Stelle dir selber kurz vor wie du in Angst – und Paniksituationen bist.
Was machst du dann?
Und was würde dir dann gut tun bzw. dich aus der Situation wieder auftauchen lassen?
Behalte das im Kopf für den Umgang mit deinem Hund.

Atme wieder tief ein und aus, entspanne dich ganz bewusst. Visualisiere vor deinem inneren Auge deinen Hund, den du aus tiefstem Herzen liebst. Fühle die liebevolle Wärme und das tiefe Mitgefühl, das du für deinen Hund empfindest. Wenn du möchtest wähle intuitiv eine Farbe aus für dieses Gefühl und stelle dir vor wie du deinen Hund damit umhüllst. Weite dieses Gefühl der Liebe dann auf dich aus – betrachte dich selbst aus dem Herzen heraus. Umhülle den ganzen Ort, an dem du dich befindest mit dieser Farbe, deinem wunderbaren Herzens-Gefühl. 
Nun öffne die Augen und erlaube dir deinen Hund auch in der Angst zu beobachten. Widerstehe dem Reflex gleich etwas tun zu wolllen und fokussiere dich beim beobachten weiter auf deine liebevolle Wärme. Bleibe ruhig, atme, lass dich nicht in die Angst mit hineinziehen und werde auch nicht innerlich „hart“. Sollte es doch geschehen, kehre einfach wieder zu deinem Herzen zurück. Vertraue darauf, dass du es kannst.
Was braucht dein Hund jetzt von dir?
Ist es einfach nur deine liebevolle Anwesenheit, die ihm Kraft und Stärke gibt.
Oder tut es ihm gut, wenn du ihn hältst?
Biete ihm etwas gedanklich an und schaue wie er darauf reagiert. 

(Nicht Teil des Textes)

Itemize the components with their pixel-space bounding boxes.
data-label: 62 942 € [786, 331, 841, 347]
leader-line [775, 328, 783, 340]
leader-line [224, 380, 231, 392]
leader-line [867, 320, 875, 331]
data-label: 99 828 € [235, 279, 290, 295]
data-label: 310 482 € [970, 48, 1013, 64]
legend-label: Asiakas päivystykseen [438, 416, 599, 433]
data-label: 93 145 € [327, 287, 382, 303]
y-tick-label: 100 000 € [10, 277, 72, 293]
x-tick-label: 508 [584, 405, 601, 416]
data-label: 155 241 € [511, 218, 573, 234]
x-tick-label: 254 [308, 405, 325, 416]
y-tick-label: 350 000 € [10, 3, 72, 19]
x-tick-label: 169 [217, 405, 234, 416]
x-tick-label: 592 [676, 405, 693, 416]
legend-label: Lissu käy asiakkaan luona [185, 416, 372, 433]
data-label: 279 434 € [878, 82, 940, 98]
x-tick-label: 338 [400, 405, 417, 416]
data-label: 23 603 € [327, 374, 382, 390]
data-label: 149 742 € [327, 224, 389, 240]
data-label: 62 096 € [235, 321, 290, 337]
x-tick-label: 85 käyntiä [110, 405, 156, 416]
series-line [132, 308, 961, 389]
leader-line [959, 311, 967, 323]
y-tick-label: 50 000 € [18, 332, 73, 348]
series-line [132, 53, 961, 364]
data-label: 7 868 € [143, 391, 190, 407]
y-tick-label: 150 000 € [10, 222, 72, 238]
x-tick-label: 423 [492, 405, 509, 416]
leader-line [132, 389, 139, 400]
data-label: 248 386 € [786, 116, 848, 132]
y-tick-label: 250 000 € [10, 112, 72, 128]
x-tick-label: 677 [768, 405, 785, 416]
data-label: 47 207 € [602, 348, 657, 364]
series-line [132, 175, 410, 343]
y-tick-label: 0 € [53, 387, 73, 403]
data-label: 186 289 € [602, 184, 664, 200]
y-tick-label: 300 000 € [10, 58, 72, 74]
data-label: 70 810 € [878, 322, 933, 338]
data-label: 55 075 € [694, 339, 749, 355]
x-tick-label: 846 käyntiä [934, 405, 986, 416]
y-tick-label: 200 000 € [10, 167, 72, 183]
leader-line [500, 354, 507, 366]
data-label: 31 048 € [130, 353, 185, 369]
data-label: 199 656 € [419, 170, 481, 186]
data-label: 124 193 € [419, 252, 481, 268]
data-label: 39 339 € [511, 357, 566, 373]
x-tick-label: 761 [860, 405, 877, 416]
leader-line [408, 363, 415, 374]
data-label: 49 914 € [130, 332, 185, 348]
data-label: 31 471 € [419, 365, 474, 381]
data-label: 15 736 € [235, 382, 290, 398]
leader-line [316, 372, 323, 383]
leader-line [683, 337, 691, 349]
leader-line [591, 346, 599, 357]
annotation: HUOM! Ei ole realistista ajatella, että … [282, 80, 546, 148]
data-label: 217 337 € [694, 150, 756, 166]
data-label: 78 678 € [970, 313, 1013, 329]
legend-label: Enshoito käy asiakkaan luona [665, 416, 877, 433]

3. Atme. Vertraue und übe keinen zusätzlichen (innerlichen) Druck aus. Versuch nicht Kontrolle über deinen Hund oder die Situation zu haben, überlass ihm die Entscheidung zu kommen oder zu gehen. Reagiere auf seine Berührung, streiche ihn ab, lass ihn deine Energie spüren und zeige ihm, dass er dir vertrauen kann.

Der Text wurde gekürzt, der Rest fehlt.